Вся она, словно смерть, любимая,
словно смерть, простая, –
и коса, и коса густая.

Вот она выбирает пасочку и идёт ко мне осторожно,
так берёт документики, будто это важно.
Фотография, биография, биопсия, копия.
Это я, девочка, это я.

Голова у меня пустая,
совесть чистая,
ты моя.


***
Смерть, возвратившись с кладбища,
не проходит на кухню ужинать,
а прямо в ботинках валится на кровать
и быстро, обессиленно засыпает.
Ты задерживаешь вилку в воздухе.
Нужно пять-шесть секунд, чтобы приступ раздражения
отступил перед аппетитом, –

как по утрам, когда она наваливается сверху
и начинает елозить
и целоваться.


***
Через час душа откладывает карандаш и просит воды,
просит тело зажечь торшер, чтобы ей не мыкаться в темноте,
просит дать поспать, но не спит, смотрит на взвесь в воде,
на себя в кольце подступающей темноты.

Через два часа душа заканчивает перечислять имена,
говорит: “Ну-ну”,
просит тело открыть окно,
тело шепчет: “Но…”,
но душа не слышит, – встаёт, кладёт карандаш,
надевает ботинки и патронташ
и идёт к столу.
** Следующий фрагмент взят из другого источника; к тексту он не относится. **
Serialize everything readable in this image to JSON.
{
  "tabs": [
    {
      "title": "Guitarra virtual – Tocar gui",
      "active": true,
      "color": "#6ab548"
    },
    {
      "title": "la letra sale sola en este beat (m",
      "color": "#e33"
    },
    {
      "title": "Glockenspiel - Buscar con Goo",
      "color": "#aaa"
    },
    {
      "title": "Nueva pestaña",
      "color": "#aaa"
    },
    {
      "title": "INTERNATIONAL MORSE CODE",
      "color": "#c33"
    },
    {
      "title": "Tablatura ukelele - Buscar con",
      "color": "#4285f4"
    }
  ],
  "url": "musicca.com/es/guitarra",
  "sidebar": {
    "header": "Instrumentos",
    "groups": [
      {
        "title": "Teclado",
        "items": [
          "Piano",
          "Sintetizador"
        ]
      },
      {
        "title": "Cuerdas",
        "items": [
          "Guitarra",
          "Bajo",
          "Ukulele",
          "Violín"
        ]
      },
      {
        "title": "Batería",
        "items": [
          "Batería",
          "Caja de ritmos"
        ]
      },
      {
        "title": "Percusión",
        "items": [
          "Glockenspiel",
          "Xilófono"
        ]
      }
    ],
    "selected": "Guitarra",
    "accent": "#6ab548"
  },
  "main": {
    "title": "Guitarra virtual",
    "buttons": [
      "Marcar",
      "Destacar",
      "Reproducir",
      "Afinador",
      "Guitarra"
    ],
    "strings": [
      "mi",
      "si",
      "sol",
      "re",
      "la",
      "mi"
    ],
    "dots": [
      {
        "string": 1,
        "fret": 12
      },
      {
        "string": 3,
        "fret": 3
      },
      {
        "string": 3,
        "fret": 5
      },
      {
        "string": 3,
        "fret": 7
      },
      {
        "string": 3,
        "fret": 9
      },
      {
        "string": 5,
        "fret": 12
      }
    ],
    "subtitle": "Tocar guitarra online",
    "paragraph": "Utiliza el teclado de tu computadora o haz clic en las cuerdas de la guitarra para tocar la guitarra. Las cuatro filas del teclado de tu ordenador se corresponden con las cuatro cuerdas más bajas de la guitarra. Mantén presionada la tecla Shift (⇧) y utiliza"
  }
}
Ей уготован ужин.
Тело молча стоит над ней, пока она умывает руки,
собирает в папку листки, забывает знаки,
символы, карандаш, торшер, сыновей и жён.

Через три часа душа допивает кровь, заедает телом,
надевает пальто и идёт к порожку,
где они, наконец, расстаются с телом
и неловко присаживаются
на дорожку.

Тело всё сидит, а она уже у калитки, в самом конце дорожки.


***
Камень удерживает бумагу, ножницы вырезают из неё подпись и печать.
Осталось совсем чуть-чуть.

Камень думает: “Ну какой из меня медбрат?
Надо было поступать на мехмат.
Вот опять меня начинает тошнить и качать.
С этим делом пора кончать”.

Ножницы думают: “Господи, как я курить хочу!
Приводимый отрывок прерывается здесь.